The company has 33 logistics centers and plans to increase this number to at least 45 over the next three to five years.

Yum China also plans to use generative AI to help store managers better understand and analyze store data, Wat said, emphasizing that this is still at a “very, very early stage.”

She said the company was still evaluating what could be done internally and what needed external help.

Generative AI uses large models to create content that can resemble what a human could produce, but in a much shorter time frame.

Consumer trends

To achieve these technology investment and business growth goals, Wat did not say whether Yum China would hire more staff. “We will hire anyone we need,” she said.

She said the company hasn’t laid off anyone, not even during the three years of the pandemic.

China’s broader economic recovery from Covid-related lockdowns has slowed in recent months. The latest available data for young people aged 16 to 24 shows an unemployment rate of around 20% this summer, while the overall unemployment rate in cities is much lower, close to 5.2%.

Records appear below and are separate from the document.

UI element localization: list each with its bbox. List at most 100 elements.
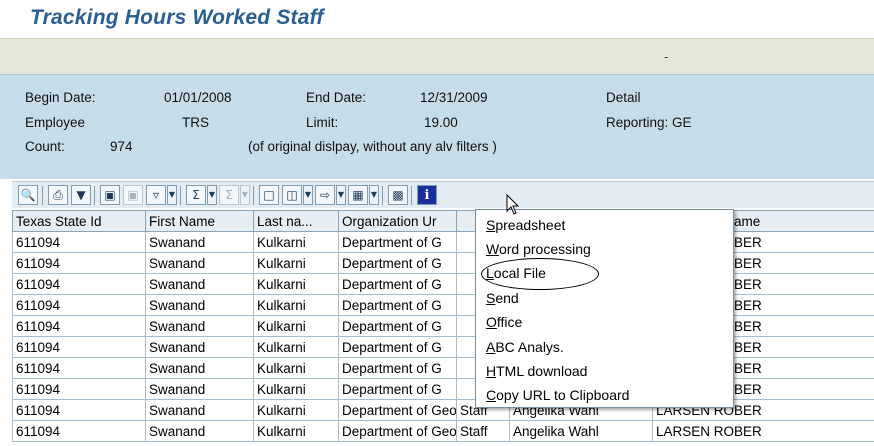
menu-item-label: Local File [486, 265, 546, 281]
table-cell[interactable]: 611094 [12, 252, 146, 274]
table-cell[interactable]: Kulkarni [253, 252, 339, 274]
filter-icon[interactable]: ▼ [71, 185, 91, 205]
column-header[interactable]: First Name [145, 210, 254, 232]
menu-item-office[interactable]: Office [485, 311, 725, 334]
table-cell[interactable]: 611094 [12, 336, 146, 358]
begin-date-value: 01/01/2008 [164, 90, 232, 105]
toolbar-separator [180, 186, 181, 205]
table-row[interactable]: 611094SwanandKulkarniDepartment of Geogr… [12, 399, 874, 421]
table-row[interactable]: 611094SwanandKulkarniDepartment of GLARS… [12, 315, 874, 337]
table-cell[interactable]: Department of G [338, 315, 457, 337]
table-row[interactable]: 611094SwanandKulkarniDepartment of GLARS… [12, 273, 874, 295]
employee-value: TRS [182, 115, 209, 130]
table-row[interactable]: 611094SwanandKulkarniDepartment of GLARS… [12, 294, 874, 316]
table-cell[interactable]: Department of Geograph [338, 399, 457, 421]
table-cell[interactable]: 611094 [12, 378, 146, 400]
table-cell[interactable]: Kulkarni [253, 294, 339, 316]
abc-analysis-icon[interactable]: ▩ [388, 185, 408, 205]
alv-toolbar: 🔍 ⎙ ▼ ▣ ▣ ▿ ▼ Σ ▼ Σ ▼ □ ◫ ▼ ⇨ ▼ ▦ ▼ ▩ i [12, 181, 874, 208]
table-cell[interactable]: Staff [456, 420, 510, 442]
print-icon[interactable]: ⎙ [48, 185, 68, 205]
table-cell[interactable]: Kulkarni [253, 315, 339, 337]
table-cell[interactable]: Swanand [145, 378, 254, 400]
export-dropdown-icon[interactable]: ▼ [336, 185, 346, 205]
table-cell[interactable]: 611094 [12, 357, 146, 379]
views-icon[interactable]: ◫ [282, 185, 302, 205]
column-header[interactable]: Last na... [253, 210, 339, 232]
table-row[interactable]: 611094SwanandKulkarniDepartment of GLARS… [12, 357, 874, 379]
title-bar: Tracking Hours Worked Staff [0, 0, 874, 36]
table-cell[interactable]: Swanand [145, 357, 254, 379]
count-note: (of original dislpay, without any alv fi… [248, 139, 497, 154]
table-cell[interactable]: Swanand [145, 252, 254, 274]
menu-item-send[interactable]: Send [485, 287, 725, 310]
menu-item-local-file[interactable]: Local File [485, 262, 725, 285]
column-header[interactable]: Organization Ur [338, 210, 457, 232]
table-cell[interactable]: Department of G [338, 294, 457, 316]
menu-item-copy-url[interactable]: Copy URL to Clipboard [485, 384, 725, 407]
toolbar-separator [42, 186, 43, 205]
table-cell[interactable]: Swanand [145, 273, 254, 295]
menu-item-html-download[interactable]: HTML download [485, 360, 725, 383]
begin-date-label: Begin Date: [25, 90, 96, 105]
views-dropdown-icon[interactable]: ▼ [303, 185, 313, 205]
table-cell[interactable]: 611094 [12, 420, 146, 442]
table-cell[interactable]: 611094 [12, 315, 146, 337]
table-cell[interactable]: LARSEN ROBER [652, 420, 874, 442]
table-cell[interactable]: 611094 [12, 273, 146, 295]
table-cell[interactable]: Department of G [338, 273, 457, 295]
table-cell[interactable]: Swanand [145, 231, 254, 253]
table-cell[interactable]: Kulkarni [253, 399, 339, 421]
subtotal-dropdown-icon: ▼ [240, 185, 250, 205]
table-row[interactable]: 611094SwanandKulkarniDepartment of Geogr… [12, 420, 874, 442]
table-cell[interactable]: Kulkarni [253, 378, 339, 400]
detail-label: Detail [606, 90, 641, 105]
table-cell[interactable]: Department of G [338, 231, 457, 253]
application-toolbar: - [0, 38, 874, 74]
table-cell[interactable]: Swanand [145, 420, 254, 442]
limit-value: 19.00 [424, 115, 458, 130]
export-icon[interactable]: ⇨ [315, 185, 335, 205]
set-filter-icon[interactable]: ▿ [146, 185, 166, 205]
information-icon[interactable]: i [417, 185, 437, 205]
table-cell[interactable]: 611094 [12, 294, 146, 316]
table-cell[interactable]: Kulkarni [253, 357, 339, 379]
column-header[interactable]: Texas State Id [12, 210, 146, 232]
table-cell[interactable]: Department of G [338, 252, 457, 274]
table-cell[interactable]: Department of G [338, 336, 457, 358]
table-cell[interactable]: Kulkarni [253, 336, 339, 358]
table-cell[interactable]: Department of G [338, 378, 457, 400]
total-icon[interactable]: Σ [186, 185, 206, 205]
menu-item-word-processing[interactable]: Word processing [485, 238, 725, 261]
table-cell[interactable]: 611094 [12, 399, 146, 421]
table-cell[interactable]: Swanand [145, 399, 254, 421]
page-title: Tracking Hours Worked Staff [30, 6, 324, 29]
end-date-value: 12/31/2009 [420, 90, 488, 105]
table-cell[interactable]: Kulkarni [253, 231, 339, 253]
print-preview-icon[interactable]: □ [259, 185, 279, 205]
change-layout-icon[interactable]: ▦ [348, 185, 368, 205]
table-cell[interactable]: Swanand [145, 315, 254, 337]
table-cell[interactable]: Department of G [338, 357, 457, 379]
table-cell[interactable]: Kulkarni [253, 273, 339, 295]
menu-item-spreadsheet[interactable]: Spreadsheet [485, 214, 725, 237]
menu-item-abc-analysis[interactable]: ABC Analys. [485, 336, 725, 359]
details-icon[interactable]: 🔍 [18, 185, 38, 205]
table-cell[interactable]: 611094 [12, 231, 146, 253]
table-row[interactable]: 611094SwanandKulkarniDepartment of GLARS… [12, 378, 874, 400]
filter-dropdown-icon[interactable]: ▼ [167, 185, 177, 205]
layout-dropdown-icon[interactable]: ▼ [369, 185, 379, 205]
table-row[interactable]: 611094SwanandKulkarniDepartment of GLARS… [12, 336, 874, 358]
find-icon[interactable]: ▣ [100, 185, 120, 205]
total-dropdown-icon[interactable]: ▼ [207, 185, 217, 205]
table-cell[interactable]: Angelika Wahl [509, 420, 653, 442]
reporting-label: Reporting: GE [606, 115, 692, 130]
table-cell[interactable]: Swanand [145, 336, 254, 358]
table-row[interactable]: 611094SwanandKulkarniDepartment of GLARS… [12, 252, 874, 274]
table-cell[interactable]: Kulkarni [253, 420, 339, 442]
table-row[interactable]: 611094SwanandKulkarniDepartment of GLARS… [12, 231, 874, 253]
report-header-panel: Begin Date: 01/01/2008 End Date: 12/31/2… [0, 74, 874, 179]
table-cell[interactable]: Swanand [145, 294, 254, 316]
table-cell[interactable]: Department of Geograph [338, 420, 457, 442]
results-table: Texas State Id First Name Last na... Org… [12, 210, 874, 442]
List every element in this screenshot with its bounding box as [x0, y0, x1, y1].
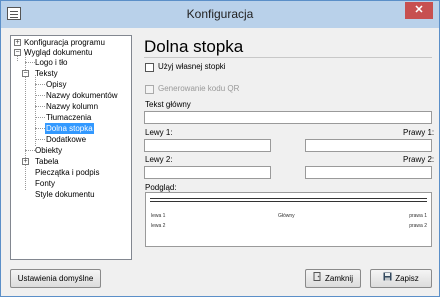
config-window: Konfiguracja ✕ + Konfiguracja programu −…: [0, 0, 440, 297]
title-divider: [144, 57, 432, 58]
defaults-button[interactable]: Ustawienia domyślne: [10, 269, 101, 288]
tree-item-nazwy-dokumentow[interactable]: Nazwy dokumentów: [46, 90, 118, 101]
tree-line: [25, 150, 35, 151]
main-text-label: Tekst główny: [145, 100, 191, 109]
door-exit-icon: [313, 270, 322, 287]
preview-right1: prawa 1: [409, 213, 427, 219]
own-footer-checkbox[interactable]: [145, 63, 154, 72]
tree-item-style-dokumentu[interactable]: Style dokumentu: [35, 189, 95, 200]
preview-label: Podgląd:: [145, 183, 177, 192]
qr-code-label[interactable]: Generowanie kodu QR: [158, 84, 239, 93]
tree-item-dodatkowe[interactable]: Dodatkowe: [46, 134, 86, 145]
tree-line: [35, 139, 45, 140]
tree-expand-icon[interactable]: +: [14, 39, 21, 46]
settings-tree[interactable]: + Konfiguracja programu − Wygląd dokumen…: [10, 35, 132, 260]
tree-item-tabela[interactable]: Tabela: [35, 156, 59, 167]
tree-item-logo-i-tlo[interactable]: Logo i tło: [35, 57, 67, 68]
tree-item-nazwy-kolumn[interactable]: Nazwy kolumn: [46, 101, 98, 112]
save-button-label: Zapisz: [395, 274, 419, 283]
floppy-disk-icon: [383, 270, 392, 287]
tree-line: [35, 117, 45, 118]
tree-item-teksty[interactable]: Teksty: [35, 68, 58, 79]
tree-item-opisy[interactable]: Opisy: [46, 79, 66, 90]
close-button[interactable]: Zamknij: [305, 269, 361, 288]
qr-code-checkbox[interactable]: [145, 85, 154, 94]
title-bar[interactable]: Konfiguracja ✕: [1, 1, 439, 28]
right1-input[interactable]: [305, 139, 432, 152]
preview-left1: lewa 1: [151, 213, 166, 219]
preview-right2: prawa 2: [409, 223, 427, 229]
preview-left2: lewa 2: [151, 223, 166, 229]
tree-expand-icon[interactable]: +: [22, 158, 29, 165]
close-button-label: Zamknij: [324, 274, 353, 283]
close-icon: ✕: [414, 4, 424, 16]
tree-line: [25, 62, 35, 63]
tree-item-dolna-stopka[interactable]: Dolna stopka: [45, 123, 94, 134]
preview-rule: [150, 198, 427, 199]
left1-input[interactable]: [144, 139, 271, 152]
left2-input[interactable]: [144, 166, 271, 179]
main-text-input[interactable]: [144, 111, 432, 124]
right2-label: Prawy 2:: [403, 155, 435, 164]
footer-preview: lewa 1 Główny prawa 1 lewa 2 prawa 2: [145, 192, 432, 247]
tree-line: [35, 84, 45, 85]
tree-collapse-icon[interactable]: −: [14, 49, 21, 56]
tree-item-obiekty[interactable]: Obiekty: [35, 145, 62, 156]
close-window-button[interactable]: ✕: [405, 2, 433, 19]
preview-rule: [150, 201, 427, 202]
tree-line: [35, 106, 45, 107]
preview-main: Główny: [278, 213, 295, 219]
tree-collapse-icon[interactable]: −: [22, 70, 29, 77]
window-title: Konfiguracja: [186, 7, 254, 21]
panel-title: Dolna stopka: [144, 37, 244, 56]
own-footer-label[interactable]: Użyj własnej stopki: [158, 62, 226, 71]
right2-input[interactable]: [305, 166, 432, 179]
tree-item-fonty[interactable]: Fonty: [35, 178, 55, 189]
tree-line: [35, 128, 45, 129]
right1-label: Prawy 1:: [403, 128, 435, 137]
left2-label: Lewy 2:: [145, 155, 173, 164]
tree-item-pieczatka-i-podpis[interactable]: Pieczątka i podpis: [35, 167, 99, 178]
save-button[interactable]: Zapisz: [370, 269, 432, 288]
left1-label: Lewy 1:: [145, 128, 173, 137]
tree-line: [35, 75, 36, 146]
tree-item-tlumaczenia[interactable]: Tłumaczenia: [46, 112, 91, 123]
tree-line: [35, 95, 45, 96]
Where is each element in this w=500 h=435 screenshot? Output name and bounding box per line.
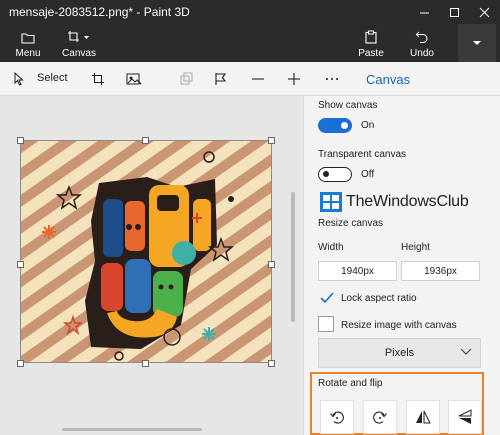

General uncertainty about future incomes weighed on consumer spending.

Despite the expansion of its business, Yum China said it expects same-store sales this year to reach 90% of 2019 levels.

Wat noted that Yum China opened more than half of its stores after 2019 and that its stores are roughly distributed between the country’s largest cities and less developed areas.

She described summer business as a peak period for the company, particularly when it comes to local tourism, and said transactions remained “strong” in September after school started.

Yum China also has a local joint venture with Italian coffee brand Lavazza, which now has more than 100 stores in China.

Wat said that in addition to coffee, the company was exploring how to introduce more food products for the brand in China.